According to insiders, President Obama viewed winning the election as only a part of the battle, and the real fight would be making a difference once he took the White House. And the difference he chose to make was reform of the United States health care system. A long-held dream of the “left” has been to socialize medicine, and make affordable health care available to all US citizens.
President Obama campaigned on promises to reform health care and made many promises to make the reform public and transparent. While many feel his campaign promises translated poorly into practice, the fact is that health care reform did in fact pass through Congress and was signed into law in 2010 in the form of the Patient Protection and Affordable Care Act. Several states immediately responded by suing the federal government over constitutional issues, and the Republican Party vowed to repeal the legislation or block funding for it.
While the PPACA is technically law, the court battle wages on. In the continuing assault on the health care reform law, Monday saw House Republicans formally requesting a top health care advocacy group to provide details of their closed door interactions with members of the Obama administration that occurred during the congressional health-care negotiations.
A source close to the committee stated that the requests for information are part of the most recent step “to seek documents and records directly from those organizations invited by the White House to help craft the law – behind closed doors, and without input from Congress.”
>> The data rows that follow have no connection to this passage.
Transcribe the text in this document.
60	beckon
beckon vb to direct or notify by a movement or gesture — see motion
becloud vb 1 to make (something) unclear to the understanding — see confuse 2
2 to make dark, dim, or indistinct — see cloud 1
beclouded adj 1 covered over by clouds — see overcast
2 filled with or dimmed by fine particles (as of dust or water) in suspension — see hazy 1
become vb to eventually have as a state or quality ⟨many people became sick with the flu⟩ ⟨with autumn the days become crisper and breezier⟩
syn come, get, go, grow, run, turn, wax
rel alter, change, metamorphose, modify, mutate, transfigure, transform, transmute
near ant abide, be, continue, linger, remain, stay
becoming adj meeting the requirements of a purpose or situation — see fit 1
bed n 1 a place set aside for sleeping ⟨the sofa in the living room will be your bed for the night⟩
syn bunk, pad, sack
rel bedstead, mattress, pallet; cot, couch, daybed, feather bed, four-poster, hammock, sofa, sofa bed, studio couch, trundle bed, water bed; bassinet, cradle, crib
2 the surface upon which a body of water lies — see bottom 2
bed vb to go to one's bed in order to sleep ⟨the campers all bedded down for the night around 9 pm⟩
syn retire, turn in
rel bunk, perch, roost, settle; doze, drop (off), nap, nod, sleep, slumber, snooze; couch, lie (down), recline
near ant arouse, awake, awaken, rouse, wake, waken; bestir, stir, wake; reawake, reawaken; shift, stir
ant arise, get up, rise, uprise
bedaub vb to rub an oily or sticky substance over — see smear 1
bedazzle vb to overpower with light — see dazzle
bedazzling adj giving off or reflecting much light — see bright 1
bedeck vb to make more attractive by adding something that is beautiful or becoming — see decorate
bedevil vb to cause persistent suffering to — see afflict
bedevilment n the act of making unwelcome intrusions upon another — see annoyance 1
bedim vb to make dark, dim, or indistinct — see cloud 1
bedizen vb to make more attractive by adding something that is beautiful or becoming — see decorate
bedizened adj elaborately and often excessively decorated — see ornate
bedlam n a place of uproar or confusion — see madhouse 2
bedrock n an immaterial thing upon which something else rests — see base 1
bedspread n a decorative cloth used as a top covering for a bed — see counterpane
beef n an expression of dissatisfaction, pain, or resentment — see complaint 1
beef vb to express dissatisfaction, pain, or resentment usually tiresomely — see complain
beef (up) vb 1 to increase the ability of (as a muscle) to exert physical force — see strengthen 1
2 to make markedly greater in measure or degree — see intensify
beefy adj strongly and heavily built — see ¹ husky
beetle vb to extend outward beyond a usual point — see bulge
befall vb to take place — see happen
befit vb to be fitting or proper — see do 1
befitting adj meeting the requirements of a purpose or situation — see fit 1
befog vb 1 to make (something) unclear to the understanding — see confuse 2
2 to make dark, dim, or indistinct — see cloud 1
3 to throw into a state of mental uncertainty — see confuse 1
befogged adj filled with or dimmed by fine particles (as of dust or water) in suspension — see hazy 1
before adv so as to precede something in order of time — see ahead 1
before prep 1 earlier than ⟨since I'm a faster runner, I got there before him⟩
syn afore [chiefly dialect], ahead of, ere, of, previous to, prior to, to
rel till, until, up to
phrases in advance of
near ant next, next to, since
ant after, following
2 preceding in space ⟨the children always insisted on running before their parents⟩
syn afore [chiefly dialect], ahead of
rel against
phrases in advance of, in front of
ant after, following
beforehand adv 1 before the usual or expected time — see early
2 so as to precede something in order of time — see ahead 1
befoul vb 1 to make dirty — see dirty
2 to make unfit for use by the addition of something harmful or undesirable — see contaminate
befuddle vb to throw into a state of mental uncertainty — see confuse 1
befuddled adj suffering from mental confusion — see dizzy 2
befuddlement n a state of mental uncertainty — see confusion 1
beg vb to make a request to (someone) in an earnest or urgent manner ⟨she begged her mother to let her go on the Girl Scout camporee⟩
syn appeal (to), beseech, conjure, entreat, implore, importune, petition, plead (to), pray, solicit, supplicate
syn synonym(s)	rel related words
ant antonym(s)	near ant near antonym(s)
Chairman Fred Upton (R-Mich.) of the House Energy and Commerce Committee requested AFL-CIO, AARP, AFSCME, American Hospital Association, American Medical Association, America’s Health Insurance Plans, Blue Cross and Blue Shield Association, AdvaMed, Business Roundtable, Federation of American Hospitals, PHRMA, and SEIU reveal to lawmakers their “meetings and discussions” with any administration officials “relating to health-care reform.”
Of the groups mentioned, many, though not all of them, threw in support for the bill that President Obama did eventually sign into law.
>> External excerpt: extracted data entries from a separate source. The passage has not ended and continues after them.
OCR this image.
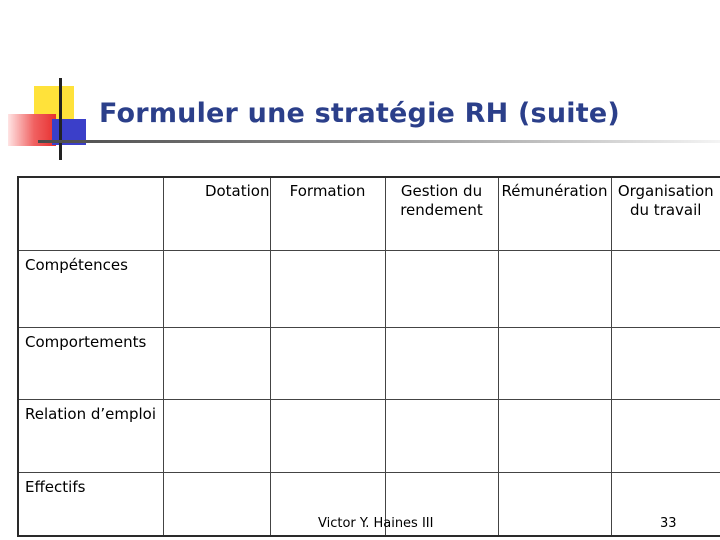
Formuler une stratégie RH (suite)
	Dotation	Formation	Gestion du rendement	Rémunération	Organisation du travail
Compétences					
Comportements					
Relation d’emploi					
Effectifs					
Victor Y. Haines III	33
Republicans serving on the committee that has initiated this most recent action have also requested that all companies involved provide lists of names of all employees of these groups who had discussion regardling health care with member of the Obama administration. Furthermore, the committee wishes to receive details of received briefings from the administration, and disclosure of the companies’ internal analysis of the legislation while it was under development on Capitol Hill.
While at this time this action only represents requests for information and not subpoenas, the current action shows that while President Obama and his allies pushed through health care reform, the battle against its’ implementation is not over for opponents to this law.